Page 48 - The Intentional Parent
P. 48

 You should not be using the play date itself as a “test” of whether Joey is mature and responsible enough for the situation.
This is hard for parents, because (1) they want to trust their kids; and (2) they don’t want their kids to argue, whine and complain because they are being prevented from doing the things they want to do.
We have been talking about intentions. Is “I want to trust my kids,” a worthwhile intention? That would only be a worthwhile intention if your children have shown you over and over that they should be trusted and you refuse to let them gain the autonomy they have earned.
“I will to be patient enough to allow my children to show me I can trust them,” is a better intention and is more in line with the natural progression of allowing children to earn freedom and autonomy.
Now let’s look at it from a leadership perspective. If you permit your kids to influence your decision making by being repetitive, whiney, guilt inducing or aggressive who is leading the agenda?

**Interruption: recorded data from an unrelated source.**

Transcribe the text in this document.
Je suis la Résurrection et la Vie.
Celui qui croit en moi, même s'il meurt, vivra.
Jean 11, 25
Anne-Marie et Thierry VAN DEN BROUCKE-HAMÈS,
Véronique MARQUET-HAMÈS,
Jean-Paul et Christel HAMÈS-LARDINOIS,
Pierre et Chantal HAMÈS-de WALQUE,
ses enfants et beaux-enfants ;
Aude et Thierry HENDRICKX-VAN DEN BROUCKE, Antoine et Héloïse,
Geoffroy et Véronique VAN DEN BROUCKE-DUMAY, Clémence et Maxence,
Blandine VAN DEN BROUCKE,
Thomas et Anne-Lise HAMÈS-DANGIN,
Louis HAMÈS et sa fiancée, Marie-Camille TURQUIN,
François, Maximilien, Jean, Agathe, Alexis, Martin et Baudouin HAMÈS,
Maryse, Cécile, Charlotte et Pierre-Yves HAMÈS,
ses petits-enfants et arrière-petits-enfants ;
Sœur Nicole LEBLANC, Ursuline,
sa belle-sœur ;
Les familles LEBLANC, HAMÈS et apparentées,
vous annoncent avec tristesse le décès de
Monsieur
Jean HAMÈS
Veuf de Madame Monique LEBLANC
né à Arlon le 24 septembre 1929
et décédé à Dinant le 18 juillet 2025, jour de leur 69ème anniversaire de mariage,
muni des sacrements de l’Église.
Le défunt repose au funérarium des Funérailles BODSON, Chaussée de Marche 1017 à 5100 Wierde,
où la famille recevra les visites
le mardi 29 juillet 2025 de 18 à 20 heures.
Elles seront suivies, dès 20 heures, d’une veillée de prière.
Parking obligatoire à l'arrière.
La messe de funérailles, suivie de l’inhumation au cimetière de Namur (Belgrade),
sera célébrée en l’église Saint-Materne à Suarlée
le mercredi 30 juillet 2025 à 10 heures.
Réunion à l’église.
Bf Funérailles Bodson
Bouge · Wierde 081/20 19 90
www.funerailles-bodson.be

This is bad precedent because once you allow your kids to take control of what should be your decision making, they will be insulted when you try to reinstate your authority.
It is better to stay strict and have your children be angry with you for making a decision, than it is to reinforce a transfer of leadership to them. The worst mistake you can make by being too careful about when to let your children experience more freedom is that your kids will have to do a bit more to show they deserve the autonomy they seek.